The Court finds that there are no genuine issues of material fact regarding Carol’s status
as the owner and beneficiary of the USAA Policy and that she is entitled to judgment as a matter
of law. The Separation Agreement and Divorce Decree are clear. Marc was required to maintain
the USAA Policy, make Carol the owner, and continue to have her as the beneficiary. He violated the Agreement and the South Carolina Court’s order when he, without approval, changed the
named beneficiary of the USAA Policy to Britton.
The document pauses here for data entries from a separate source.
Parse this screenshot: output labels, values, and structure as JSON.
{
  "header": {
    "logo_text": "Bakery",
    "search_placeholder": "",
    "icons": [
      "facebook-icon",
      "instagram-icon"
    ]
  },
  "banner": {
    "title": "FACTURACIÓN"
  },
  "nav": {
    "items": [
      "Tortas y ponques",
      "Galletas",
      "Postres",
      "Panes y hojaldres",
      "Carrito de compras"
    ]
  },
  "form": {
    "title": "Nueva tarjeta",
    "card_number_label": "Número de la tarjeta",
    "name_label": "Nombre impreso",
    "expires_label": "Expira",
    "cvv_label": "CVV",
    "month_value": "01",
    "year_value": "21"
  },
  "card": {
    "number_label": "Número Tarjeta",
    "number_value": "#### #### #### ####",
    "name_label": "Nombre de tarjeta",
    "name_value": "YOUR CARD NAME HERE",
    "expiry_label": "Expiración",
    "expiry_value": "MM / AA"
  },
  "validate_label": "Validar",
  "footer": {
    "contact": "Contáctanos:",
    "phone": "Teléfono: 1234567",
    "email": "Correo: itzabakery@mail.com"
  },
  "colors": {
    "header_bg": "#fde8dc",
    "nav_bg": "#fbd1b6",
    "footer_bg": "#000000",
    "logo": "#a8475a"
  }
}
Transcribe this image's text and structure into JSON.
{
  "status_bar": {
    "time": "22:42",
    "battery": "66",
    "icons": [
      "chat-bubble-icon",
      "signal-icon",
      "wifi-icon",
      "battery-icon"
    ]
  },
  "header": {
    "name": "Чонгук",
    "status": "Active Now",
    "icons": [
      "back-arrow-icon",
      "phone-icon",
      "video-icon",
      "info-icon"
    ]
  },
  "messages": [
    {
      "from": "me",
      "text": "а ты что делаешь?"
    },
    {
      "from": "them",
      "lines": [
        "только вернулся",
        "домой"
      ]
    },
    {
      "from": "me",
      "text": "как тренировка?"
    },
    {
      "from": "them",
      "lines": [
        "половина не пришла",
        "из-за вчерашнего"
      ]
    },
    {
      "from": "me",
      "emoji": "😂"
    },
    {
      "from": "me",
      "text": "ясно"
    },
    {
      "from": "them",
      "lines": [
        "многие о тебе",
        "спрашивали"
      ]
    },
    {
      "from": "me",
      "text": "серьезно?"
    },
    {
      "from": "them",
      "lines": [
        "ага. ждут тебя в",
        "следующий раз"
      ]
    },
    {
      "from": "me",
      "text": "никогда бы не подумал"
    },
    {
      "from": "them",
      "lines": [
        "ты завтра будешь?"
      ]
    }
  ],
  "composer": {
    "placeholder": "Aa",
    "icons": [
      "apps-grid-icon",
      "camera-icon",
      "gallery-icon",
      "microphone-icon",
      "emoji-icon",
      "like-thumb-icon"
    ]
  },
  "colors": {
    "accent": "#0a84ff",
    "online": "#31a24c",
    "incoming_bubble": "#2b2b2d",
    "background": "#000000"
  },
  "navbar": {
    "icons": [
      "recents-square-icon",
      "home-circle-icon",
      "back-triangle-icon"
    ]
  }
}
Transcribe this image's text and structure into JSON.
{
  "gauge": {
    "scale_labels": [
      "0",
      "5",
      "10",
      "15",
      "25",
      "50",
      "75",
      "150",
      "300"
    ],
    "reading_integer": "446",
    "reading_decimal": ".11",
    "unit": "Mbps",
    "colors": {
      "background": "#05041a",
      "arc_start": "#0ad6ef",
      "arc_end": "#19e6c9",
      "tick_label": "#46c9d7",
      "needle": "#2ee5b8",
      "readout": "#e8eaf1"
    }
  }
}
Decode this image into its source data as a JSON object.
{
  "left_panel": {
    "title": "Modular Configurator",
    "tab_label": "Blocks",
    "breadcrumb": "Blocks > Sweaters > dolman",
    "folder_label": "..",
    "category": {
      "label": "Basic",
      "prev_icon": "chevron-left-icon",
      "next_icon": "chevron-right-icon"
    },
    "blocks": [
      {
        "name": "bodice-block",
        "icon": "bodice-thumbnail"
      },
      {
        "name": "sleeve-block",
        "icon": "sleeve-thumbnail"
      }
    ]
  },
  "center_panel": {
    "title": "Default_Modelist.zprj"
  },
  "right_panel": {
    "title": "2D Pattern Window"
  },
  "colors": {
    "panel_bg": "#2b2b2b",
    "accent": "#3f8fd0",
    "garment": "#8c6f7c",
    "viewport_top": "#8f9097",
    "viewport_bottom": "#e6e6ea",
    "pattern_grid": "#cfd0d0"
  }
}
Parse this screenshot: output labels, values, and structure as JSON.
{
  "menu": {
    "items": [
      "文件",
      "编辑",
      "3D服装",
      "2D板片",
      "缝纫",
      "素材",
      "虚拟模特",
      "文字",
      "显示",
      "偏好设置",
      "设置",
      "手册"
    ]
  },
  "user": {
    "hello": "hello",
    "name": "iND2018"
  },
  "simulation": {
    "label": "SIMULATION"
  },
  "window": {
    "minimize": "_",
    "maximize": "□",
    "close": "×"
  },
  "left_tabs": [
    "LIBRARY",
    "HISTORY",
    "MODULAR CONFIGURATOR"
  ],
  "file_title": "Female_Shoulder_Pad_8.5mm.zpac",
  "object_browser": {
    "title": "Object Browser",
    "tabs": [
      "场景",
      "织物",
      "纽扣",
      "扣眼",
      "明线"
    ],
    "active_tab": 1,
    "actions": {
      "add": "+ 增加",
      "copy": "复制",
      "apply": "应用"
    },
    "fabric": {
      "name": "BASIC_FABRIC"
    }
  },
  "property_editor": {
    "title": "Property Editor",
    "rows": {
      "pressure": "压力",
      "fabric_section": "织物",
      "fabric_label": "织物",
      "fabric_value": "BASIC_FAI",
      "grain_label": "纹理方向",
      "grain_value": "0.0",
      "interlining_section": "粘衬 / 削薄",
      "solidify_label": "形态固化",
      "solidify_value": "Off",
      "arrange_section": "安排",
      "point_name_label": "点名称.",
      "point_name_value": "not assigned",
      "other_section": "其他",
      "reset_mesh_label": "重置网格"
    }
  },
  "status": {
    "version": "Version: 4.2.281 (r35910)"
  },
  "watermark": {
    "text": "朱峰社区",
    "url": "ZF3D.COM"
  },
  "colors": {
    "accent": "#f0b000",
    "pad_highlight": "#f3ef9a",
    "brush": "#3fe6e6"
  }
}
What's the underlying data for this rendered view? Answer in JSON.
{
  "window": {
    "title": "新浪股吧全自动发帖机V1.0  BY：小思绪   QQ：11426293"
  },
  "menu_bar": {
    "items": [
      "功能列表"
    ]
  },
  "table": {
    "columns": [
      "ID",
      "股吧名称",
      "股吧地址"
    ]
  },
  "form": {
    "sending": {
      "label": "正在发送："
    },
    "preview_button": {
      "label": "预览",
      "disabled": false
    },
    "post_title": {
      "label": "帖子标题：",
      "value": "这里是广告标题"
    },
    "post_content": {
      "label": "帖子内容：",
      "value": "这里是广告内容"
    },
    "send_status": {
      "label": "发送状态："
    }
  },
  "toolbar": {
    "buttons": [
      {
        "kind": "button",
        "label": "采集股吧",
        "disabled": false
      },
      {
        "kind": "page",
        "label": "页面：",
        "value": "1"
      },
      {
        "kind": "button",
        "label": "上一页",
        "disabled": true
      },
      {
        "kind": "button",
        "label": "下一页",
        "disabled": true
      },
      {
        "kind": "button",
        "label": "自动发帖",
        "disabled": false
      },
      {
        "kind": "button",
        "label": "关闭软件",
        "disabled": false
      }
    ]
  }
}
Britton argues that Marc had other insurance policies and that, therefore, there are genuine issues of material fact as to whether Marc was required to maintain and make Carol the owner of the USAA Policy and not one of Marc’s other insurance policies. This argument is disingenuous. After questioning by the Court, Britton’s counsel admitted that the USAA Policy was
Marc’s only policy in the amount of $2,000,000, both at the time of the Divorce Decree and his
death. As there has only been one life insurance policy in the amount of $2,000,000, there can
be no genuine dispute as to the applicable policy.
The Court finds that additional discovery on this issue is unwarranted. The parties conducted discovery in advance of Carol’s motion for summary judgment and the hearing.
ton’s counsel could not articulate any additional relevant discovery that might create a genuine
issue of fact in this case. Accordingly, the Court finds, as a matter of law, that Carol is the owner
and beneficiary of the USAA Policy and is entitled to the proceeds for the benefit of her children. 2
Based on the foregoing, it is
ORDERED AND ADJUDGED that Carol Mirones’ Motion for Partial Summary [ECF
No. 75] is GRANTED. The Court declares that Carol Mirones is the rightful owner and beneficiary of USAA Policy No. W452841787. It is further
ORDERED AND ADJUDGED that USAA shall make the necessary changes to the Policy and its claims record to reflect the Court’s rulings.
DONE AND ORDERED in Chambers at Miami, Florida, this 20th day of January,
DARRIN P. GAYLES
UNITED STATES DISTRICT JUDGE
The Court notes that, other than citing a few cases relating to the general summary judgment standard and
the uncontested proposition that subject matter jurisdiction cannot be waived, Britton cited no case law in his response or at the hearing and had no legal basis for the Court to deny Carol’s Motion for Summary Judgment.